TEGUCIGALPA, Honduras — Conservative Juan Orlando Hernandez has all but won the hotly contested presidential race in Honduras, electoral authorities said late Monday, giving the National Party another four years governing this country plagued by violence and poverty.
The electoral court declared Hernandez's lead "irreversible" with about 68 percent of the votes counted from Sunday's election. Hernandez had 34 percent to 29 percent for Xiomara Castro, his closest opponent in an eight-candidate field.
"It's not the final result, but it's an irreversible trend," tribunal spokeswoman Lourdes Rosales said.

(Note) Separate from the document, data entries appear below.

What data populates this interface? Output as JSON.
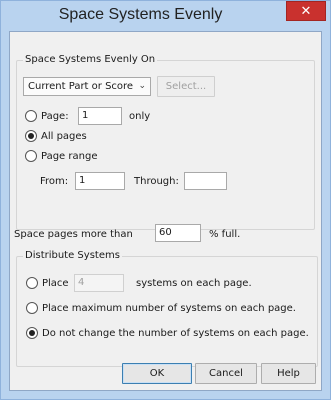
{
  "window": {
    "title": "Space Systems Evenly",
    "close_label": "✕"
  },
  "space_on": {
    "legend": "Space Systems Evenly On",
    "scope_selected": "Current Part or Score",
    "select_button": "Select...",
    "page_label": "Page:",
    "page_value": "1",
    "page_suffix": "only",
    "all_pages_label": "All pages",
    "page_range_label": "Page range",
    "from_label": "From:",
    "from_value": "1",
    "through_label": "Through:",
    "through_value": "",
    "selected_option": "All pages"
  },
  "fullness": {
    "prefix": "Space pages more than",
    "value": "60",
    "suffix": "% full."
  },
  "distribute": {
    "legend": "Distribute Systems",
    "place_label": "Place",
    "place_value": "4",
    "place_suffix": "systems on each page.",
    "max_label": "Place maximum number of systems on each page.",
    "no_change_label": "Do not change the number of systems on each page.",
    "selected_option": "Do not change the number of systems on each page."
  },
  "buttons": {
    "ok": "OK",
    "cancel": "Cancel",
    "help": "Help"
  }
}
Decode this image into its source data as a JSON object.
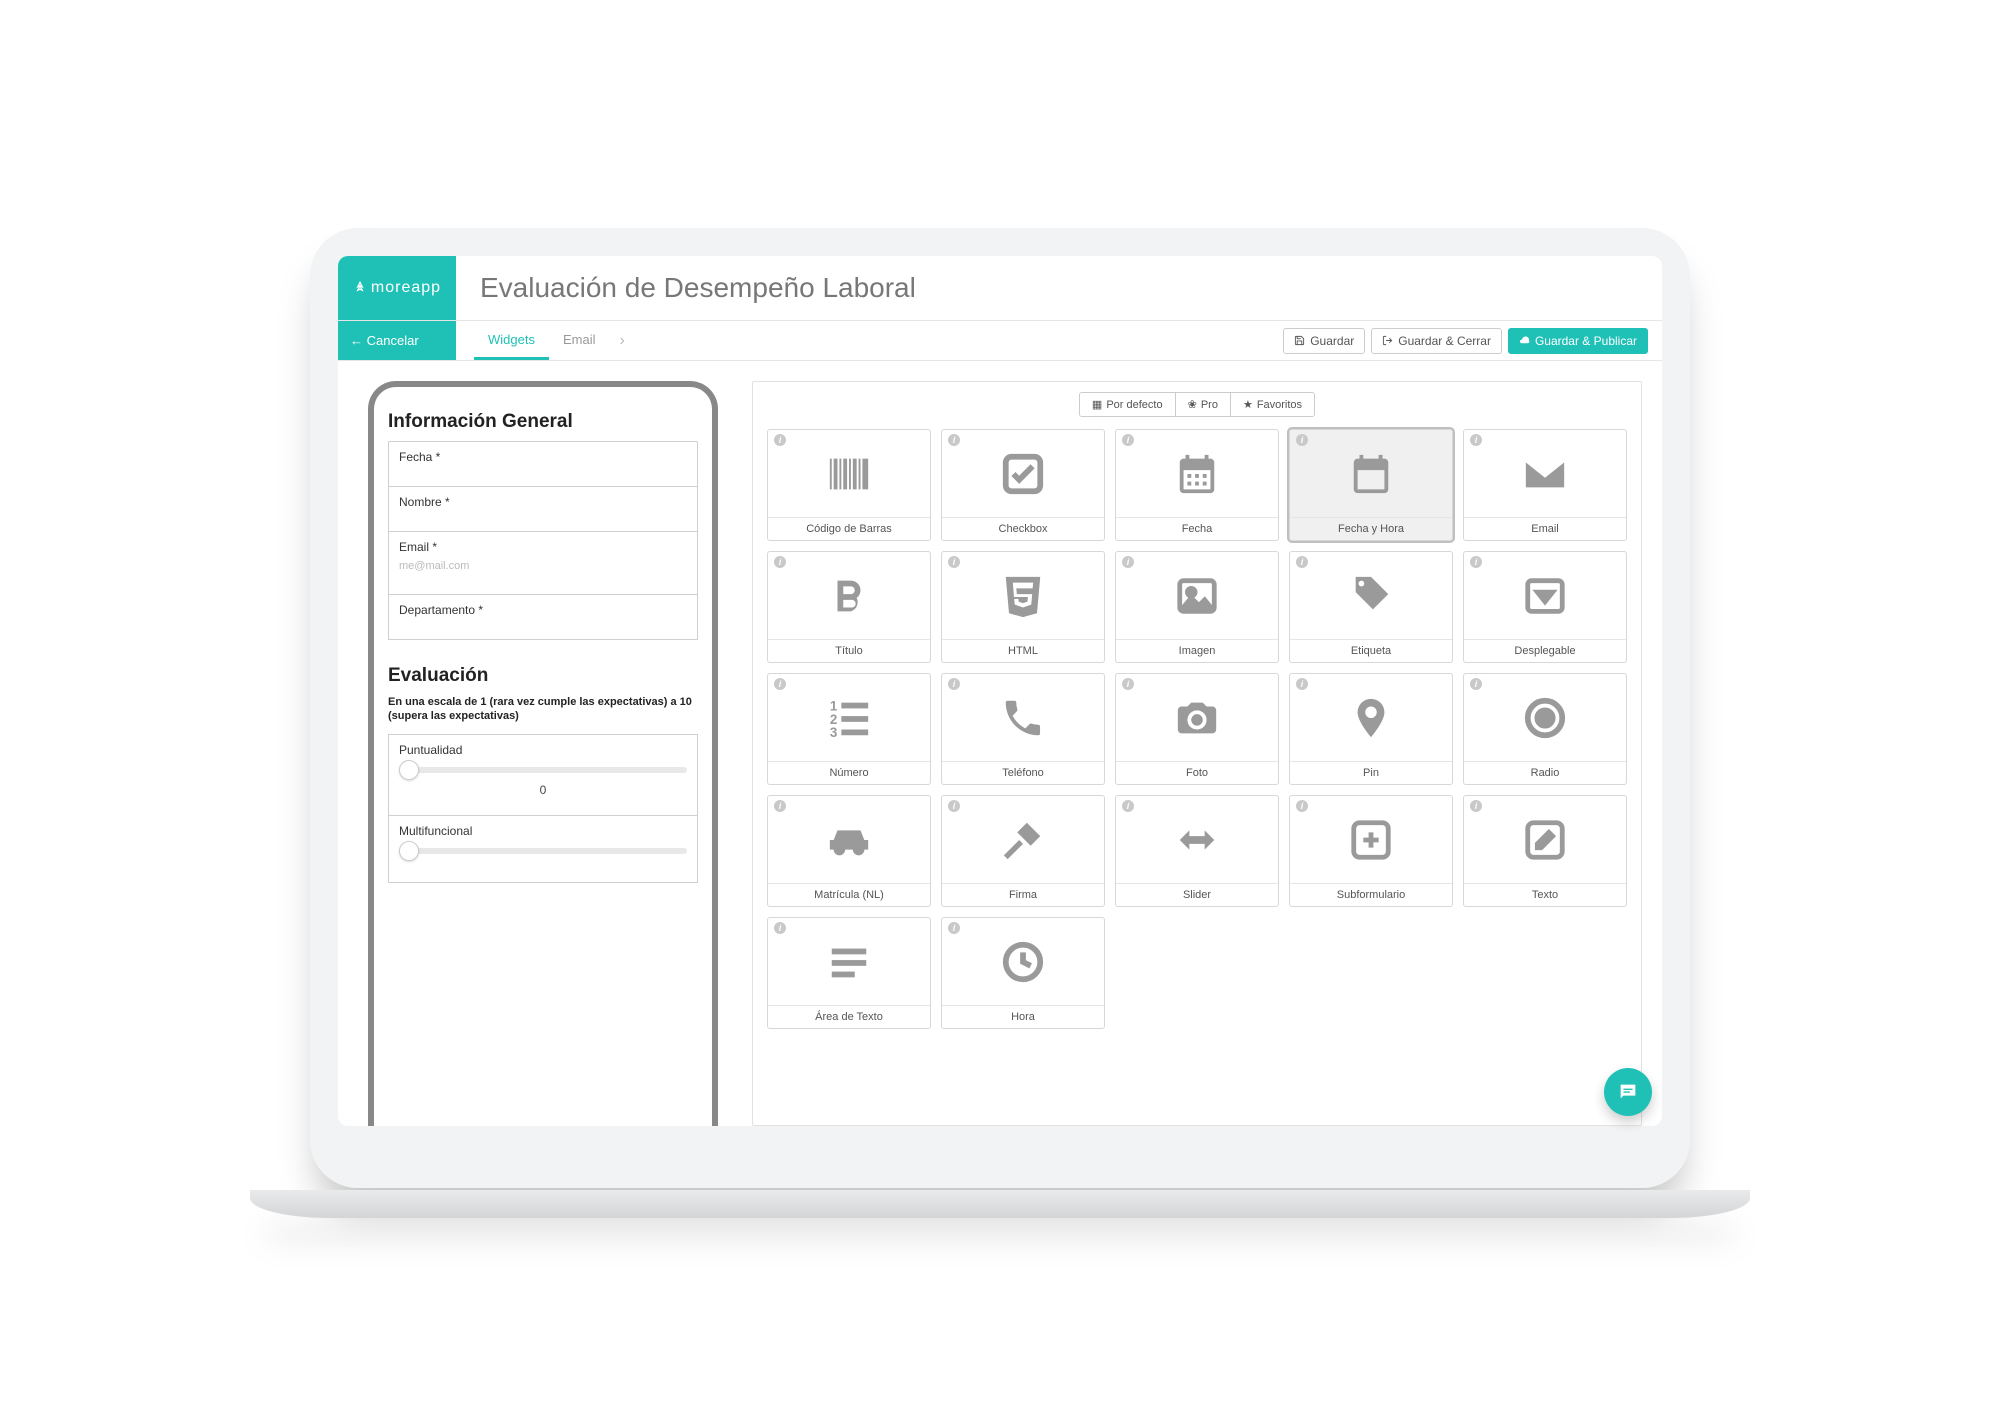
{
  "brand": "moreapp",
  "page_title": "Evaluación de Desempeño Laboral",
  "toolbar": {
    "cancel": "Cancelar",
    "tabs": {
      "widgets": "Widgets",
      "email": "Email"
    },
    "save": "Guardar",
    "save_close": "Guardar & Cerrar",
    "save_publish": "Guardar & Publicar"
  },
  "filters": {
    "default": "Por defecto",
    "pro": "Pro",
    "favorites": "Favoritos"
  },
  "preview": {
    "section1_title": "Información General",
    "fields": {
      "fecha": "Fecha *",
      "nombre": "Nombre *",
      "email": "Email *",
      "email_placeholder": "me@mail.com",
      "departamento": "Departamento *"
    },
    "section2_title": "Evaluación",
    "scale_note": "En una escala de 1 (rara vez cumple las expectativas) a 10 (supera las expectativas)",
    "sliders": {
      "puntualidad": {
        "label": "Puntualidad",
        "value": "0"
      },
      "multifuncional": {
        "label": "Multifuncional",
        "value": "0"
      }
    }
  },
  "widgets": {
    "barcode": "Código de Barras",
    "checkbox": "Checkbox",
    "date": "Fecha",
    "datetime": "Fecha y Hora",
    "email": "Email",
    "title": "Título",
    "html": "HTML",
    "image": "Imagen",
    "label": "Etiqueta",
    "dropdown": "Desplegable",
    "number": "Número",
    "phone": "Teléfono",
    "photo": "Foto",
    "pin": "Pin",
    "radio": "Radio",
    "licenseplate": "Matrícula (NL)",
    "signature": "Firma",
    "slider": "Slider",
    "subform": "Subformulario",
    "text": "Texto",
    "textarea": "Área de Texto",
    "time": "Hora"
  }
}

Castro's husband, former President Manuel Zelaya, was ousted in a 2009 coup that has left Honduras politically unstable, and poverty and violence have worsened over the last four years under outgoing President Porfirio Lobo.
Castro's candidacy was viewed as Zelaya's attempt to make a political comeback after being ousted with six months left in his term.
Zelaya said earlier in the day that their party would not accept the results showing Hernandez in the lead.
Castro, 54, had led the race for months while portraying herself as the candidate for change, promising relief from violence and poverty, and constitutional reform that would make the country more equitable.
In the closing weeks, however, Hernandez, 45, wiped out Castro's lead as he focused on a promise to bring law and order.
As president of Congress, Hernandez pushed through legislation creating a military police force to patrol the streets in place of the National Police, which are penetrated by corruption and often accused of extrajudicial killings.